Ald. Brian Hopkins and U.S. Rep. Mike Quigley talk to EVA members Feb. 3 at Homestead, 1924 W. Chicago Ave.

"A congressional report should sound like an aldermanic report," said U.S. Rep. Mike Quigley (5th) on his annual East Village Association visit, this year shared with Ald. Brian Hopkins (2nd). But Quigley slyly noted the difference: His office handles requests for White House tour reservations, but lately not so many.

"You will be angry you will be frustrated," Quigley said Feb. 3, anticipating the failed Senate vote to remove President Trump, "but accountability lingers and it does matter." Oversight from federal prosecutors and House investigators continues over money laundering and other issues, Quigley said. "Little land mines are going to pop up." He noted that Congress had appropriated $420 million for election security.

After pledging to target funding for the CTA Blue Line, Quigley fielded questions, suggesting that Illinois would have one or two fewer congressmen following the 2020 census and making a case for securing leadership posts. (Quigley chairs the Financial Services subcommittee.)

Hopkins raises bridges

The Lincoln Yards mega-development community advisory group has drawn 250 applicants, Hopkins said. Plans will emerge this year for a north-south Chicago River bridge, roughly at Cortland and Southport, and parkland that Hopkins hopes will come under Park District ownership. Later, an east-west bridge will be part of a reconfigured Armitage-Elston-Ashland intersection. Hopkins is hopeful that a new Metra station will get state and local funding.

A show of hands found EVA support for coach house legalization. "It's not quite the easy layup you would think," Hopkins said, suggesting that lakefront wards opposed the zoning reform. Hopkins also supports redistricting reform, which would change his oddly shaped ward.

Hopkins made an argument for police use of artificial-intelligence photo IDs, which he claimed to be accurate, and asserted that loss of aldermanic prerogative slowed action on unauthorized renovations at 1123 N. Damen Ave.

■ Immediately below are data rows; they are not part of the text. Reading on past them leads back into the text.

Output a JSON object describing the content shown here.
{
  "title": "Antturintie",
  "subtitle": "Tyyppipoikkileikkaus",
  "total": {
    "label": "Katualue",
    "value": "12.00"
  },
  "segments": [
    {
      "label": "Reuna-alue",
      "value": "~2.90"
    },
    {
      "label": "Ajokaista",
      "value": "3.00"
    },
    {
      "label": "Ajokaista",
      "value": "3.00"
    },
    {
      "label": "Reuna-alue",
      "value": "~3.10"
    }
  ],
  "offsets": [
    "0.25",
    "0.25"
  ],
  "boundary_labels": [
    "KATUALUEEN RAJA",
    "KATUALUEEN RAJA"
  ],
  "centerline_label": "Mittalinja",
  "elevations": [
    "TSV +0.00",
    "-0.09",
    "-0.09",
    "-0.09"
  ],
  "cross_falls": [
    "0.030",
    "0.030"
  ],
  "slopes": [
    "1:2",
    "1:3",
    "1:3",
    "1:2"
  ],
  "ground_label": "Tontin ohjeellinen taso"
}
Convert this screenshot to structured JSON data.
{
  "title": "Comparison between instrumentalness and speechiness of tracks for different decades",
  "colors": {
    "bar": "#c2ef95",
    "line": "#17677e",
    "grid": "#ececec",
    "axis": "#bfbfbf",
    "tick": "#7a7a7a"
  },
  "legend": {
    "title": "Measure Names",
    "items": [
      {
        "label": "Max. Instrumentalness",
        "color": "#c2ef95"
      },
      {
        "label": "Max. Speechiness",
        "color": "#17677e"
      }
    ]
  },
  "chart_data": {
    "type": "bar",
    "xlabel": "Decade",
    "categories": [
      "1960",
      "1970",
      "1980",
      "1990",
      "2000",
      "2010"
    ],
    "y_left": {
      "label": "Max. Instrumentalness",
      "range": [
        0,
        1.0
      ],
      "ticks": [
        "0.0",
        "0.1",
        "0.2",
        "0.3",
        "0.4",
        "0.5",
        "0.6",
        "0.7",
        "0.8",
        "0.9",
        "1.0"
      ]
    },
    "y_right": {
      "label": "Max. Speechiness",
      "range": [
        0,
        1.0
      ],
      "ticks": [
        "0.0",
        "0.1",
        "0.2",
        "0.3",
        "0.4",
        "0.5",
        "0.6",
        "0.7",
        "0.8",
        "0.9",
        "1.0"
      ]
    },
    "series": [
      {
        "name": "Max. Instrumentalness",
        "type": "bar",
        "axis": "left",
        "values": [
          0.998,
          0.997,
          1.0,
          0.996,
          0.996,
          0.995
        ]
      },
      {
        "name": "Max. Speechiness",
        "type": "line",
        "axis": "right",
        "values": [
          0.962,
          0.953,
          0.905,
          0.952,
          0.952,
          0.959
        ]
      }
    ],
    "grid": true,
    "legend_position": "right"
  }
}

Spring training for gardens

Till spring arrives, gardeners will have only house plants to tend. Stephen Hill, creative director of Sprout Home, suggests cleaning off the winter dust and fertilizing every other week as the days get longer. Wait till spring to clear outdoor debris. Hill splits his time between the garden store at 745 N. Damen Ave. and a location in Brooklyn's Williamsburg neighborhood.

Winchester restaurant

Chefs Genie Kwan and Tim Flores, formerly of Oriole, discussed plans to buy the closed Winchester restaurant building, 1001 N. Winchester, as a casual breakfast and Filipino-American dining spot.